Я снова кивнул, на этот раз ощущая внутри предательство. Я его часто ощущаю, когда дело касается женщин. Только с Ленни никогда не ощущал. Ариец тоже понял, что Рита не просто знакомая. Это у нас, мужиков, на уровне подсознания распознается. Чтобы он не стал думать обо мне плохо – как я о себе, стоя рядом с ним – я решил поправиться.
– Скажем так, не просто знакомая, – сказал я загадочно, нажав на «не просто».
Это смотрелось коряво, но лучше, чем никак. Ариец кивнул, принимая мои слова, будто глотая. А может и впрямь проглотил, кто их знает, полицейских этих.
Глотнуть-то он глотнул, но я все равно чувствовал себя виновато. Простит ли он меня, если я расскажу ему о своем грандиозном плане – найти себе женщину, в которой ничегошеньки не будет от мамы? Простит, потому что дураков настоящие мужики прощают. Он же такой, он про маму вообще не поймет, он психологию не читал, разве что криминальную.
Я подошел к Багире и присел на корточки.
– Эй, – сказал немолодой медик.
– Он ее знает, – отозвался ариец.
– И что? – насмешливо спросил медик, – Она сейчас встанет и побежит?
Ариец ничего не ответил, зато нагло сел со мной рядом.
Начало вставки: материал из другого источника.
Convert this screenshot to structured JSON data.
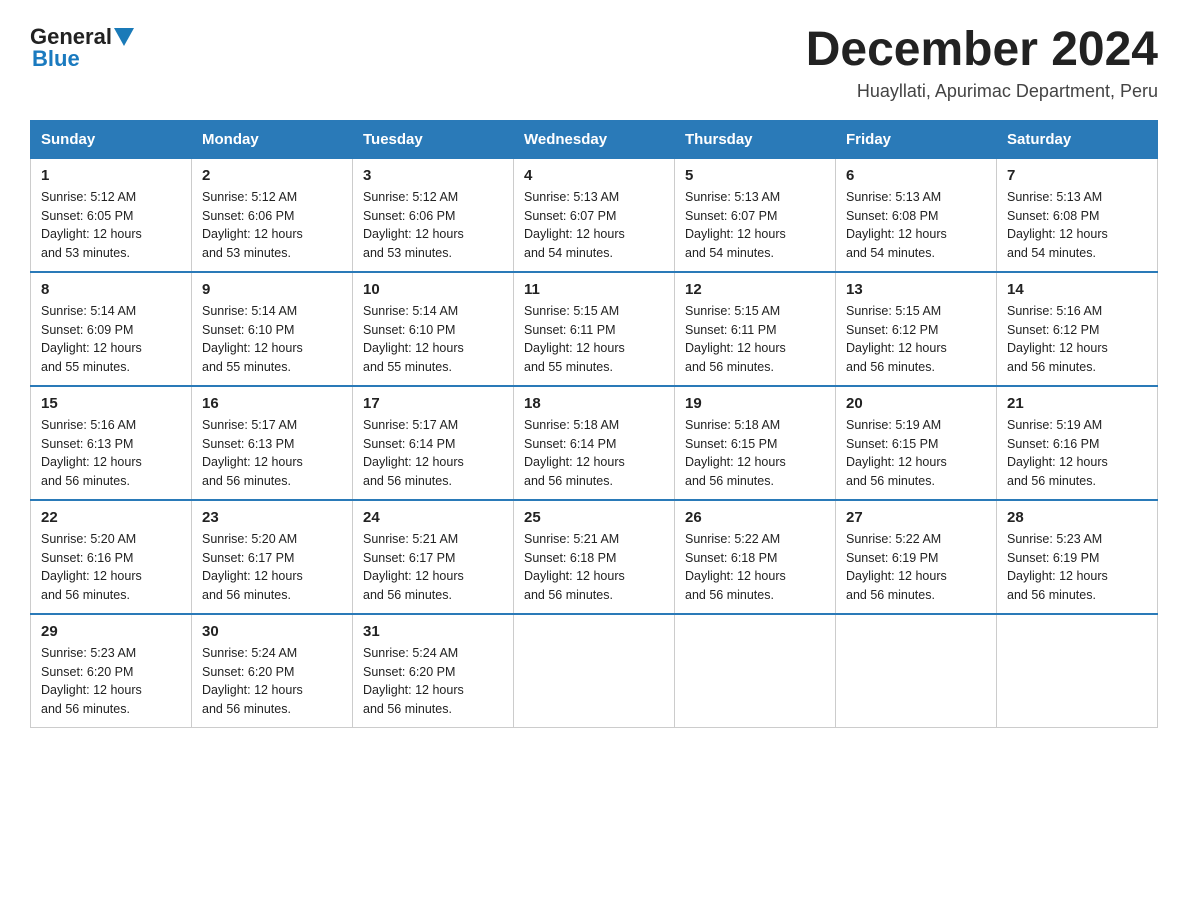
{
  "header": {
    "logo_line1": "General",
    "logo_line2": "Blue",
    "title": "December 2024",
    "subtitle": "Huayllati, Apurimac Department, Peru"
  },
  "weekdays": [
    "Sunday",
    "Monday",
    "Tuesday",
    "Wednesday",
    "Thursday",
    "Friday",
    "Saturday"
  ],
  "weeks": [
    [
      {
        "day": "1",
        "sunrise": "5:12 AM",
        "sunset": "6:05 PM",
        "daylight": "12 hours and 53 minutes."
      },
      {
        "day": "2",
        "sunrise": "5:12 AM",
        "sunset": "6:06 PM",
        "daylight": "12 hours and 53 minutes."
      },
      {
        "day": "3",
        "sunrise": "5:12 AM",
        "sunset": "6:06 PM",
        "daylight": "12 hours and 53 minutes."
      },
      {
        "day": "4",
        "sunrise": "5:13 AM",
        "sunset": "6:07 PM",
        "daylight": "12 hours and 54 minutes."
      },
      {
        "day": "5",
        "sunrise": "5:13 AM",
        "sunset": "6:07 PM",
        "daylight": "12 hours and 54 minutes."
      },
      {
        "day": "6",
        "sunrise": "5:13 AM",
        "sunset": "6:08 PM",
        "daylight": "12 hours and 54 minutes."
      },
      {
        "day": "7",
        "sunrise": "5:13 AM",
        "sunset": "6:08 PM",
        "daylight": "12 hours and 54 minutes."
      }
    ],
    [
      {
        "day": "8",
        "sunrise": "5:14 AM",
        "sunset": "6:09 PM",
        "daylight": "12 hours and 55 minutes."
      },
      {
        "day": "9",
        "sunrise": "5:14 AM",
        "sunset": "6:10 PM",
        "daylight": "12 hours and 55 minutes."
      },
      {
        "day": "10",
        "sunrise": "5:14 AM",
        "sunset": "6:10 PM",
        "daylight": "12 hours and 55 minutes."
      },
      {
        "day": "11",
        "sunrise": "5:15 AM",
        "sunset": "6:11 PM",
        "daylight": "12 hours and 55 minutes."
      },
      {
        "day": "12",
        "sunrise": "5:15 AM",
        "sunset": "6:11 PM",
        "daylight": "12 hours and 56 minutes."
      },
      {
        "day": "13",
        "sunrise": "5:15 AM",
        "sunset": "6:12 PM",
        "daylight": "12 hours and 56 minutes."
      },
      {
        "day": "14",
        "sunrise": "5:16 AM",
        "sunset": "6:12 PM",
        "daylight": "12 hours and 56 minutes."
      }
    ],
    [
      {
        "day": "15",
        "sunrise": "5:16 AM",
        "sunset": "6:13 PM",
        "daylight": "12 hours and 56 minutes."
      },
      {
        "day": "16",
        "sunrise": "5:17 AM",
        "sunset": "6:13 PM",
        "daylight": "12 hours and 56 minutes."
      },
      {
        "day": "17",
        "sunrise": "5:17 AM",
        "sunset": "6:14 PM",
        "daylight": "12 hours and 56 minutes."
      },
      {
        "day": "18",
        "sunrise": "5:18 AM",
        "sunset": "6:14 PM",
        "daylight": "12 hours and 56 minutes."
      },
      {
        "day": "19",
        "sunrise": "5:18 AM",
        "sunset": "6:15 PM",
        "daylight": "12 hours and 56 minutes."
      },
      {
        "day": "20",
        "sunrise": "5:19 AM",
        "sunset": "6:15 PM",
        "daylight": "12 hours and 56 minutes."
      },
      {
        "day": "21",
        "sunrise": "5:19 AM",
        "sunset": "6:16 PM",
        "daylight": "12 hours and 56 minutes."
      }
    ],
    [
      {
        "day": "22",
        "sunrise": "5:20 AM",
        "sunset": "6:16 PM",
        "daylight": "12 hours and 56 minutes."
      },
      {
        "day": "23",
        "sunrise": "5:20 AM",
        "sunset": "6:17 PM",
        "daylight": "12 hours and 56 minutes."
      },
      {
        "day": "24",
        "sunrise": "5:21 AM",
        "sunset": "6:17 PM",
        "daylight": "12 hours and 56 minutes."
      },
      {
        "day": "25",
        "sunrise": "5:21 AM",
        "sunset": "6:18 PM",
        "daylight": "12 hours and 56 minutes."
      },
      {
        "day": "26",
        "sunrise": "5:22 AM",
        "sunset": "6:18 PM",
        "daylight": "12 hours and 56 minutes."
      },
      {
        "day": "27",
        "sunrise": "5:22 AM",
        "sunset": "6:19 PM",
        "daylight": "12 hours and 56 minutes."
      },
      {
        "day": "28",
        "sunrise": "5:23 AM",
        "sunset": "6:19 PM",
        "daylight": "12 hours and 56 minutes."
      }
    ],
    [
      {
        "day": "29",
        "sunrise": "5:23 AM",
        "sunset": "6:20 PM",
        "daylight": "12 hours and 56 minutes."
      },
      {
        "day": "30",
        "sunrise": "5:24 AM",
        "sunset": "6:20 PM",
        "daylight": "12 hours and 56 minutes."
      },
      {
        "day": "31",
        "sunrise": "5:24 AM",
        "sunset": "6:20 PM",
        "daylight": "12 hours and 56 minutes."
      },
      null,
      null,
      null,
      null
    ]
  ],
  "labels": {
    "sunrise": "Sunrise:",
    "sunset": "Sunset:",
    "daylight": "Daylight:"
  }
}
Я понял, что он на работе. А я просто живу. И я имею право быть собой, и он его имеет. Ну и пусть имеет.
Полагалось спросить, что с Багирой. Просто сказать эти слова – «что с ней», и дальше все пойдет по-накатанному. Я было раскрыл рот, но Бог подал знак – Багира открыла глаза.
Она была не то, чтобы красавицей, но я сделал ее такой. Я многих сделал красавицами, пользуясь исключительно русским языком: я дал Багире понять, что она красивая. Я говорил ей, что в ней много женщины. Что она такая, как мне нужна, даже рост у нее такой. Что мне хорошо, когда она рядом. У нее черные волосы, не крашеные, а натурель в стиле «кошачь». Этот стиль мы с ней сами придумали, оторвав кусок от «кошачьих». Она и впрямь была Багира. Я не сказал ей, что в оригинале у Киплинга Багира – мужчина. Мне не был нужен мужчина, я долбаный натурал.
Багира открыла глаза. Они были теплые, окруженные потекшей краской. Кажется, это называется глупейшим словом «тушь». Вроде как деревенский лапоть пошел в пожарные, а команду «туши!» произнести не могёт.
– Витя, – сказала Багира, изрядно удивившись сквозь боль, – привет. Это ты?
И улыбнулась. Увидев меня, она словно воды попила, настолько ей полегчало. Всё хорошее, что я ей говорил, она возвращала глазами. Кстати, именно я сделал ее глаза теплыми. Это случилось, когда она как-то раз попросила: «поцелуй меня». Я поцеловал, и ее глаза навсегда потеплели. Наверное, я колдун.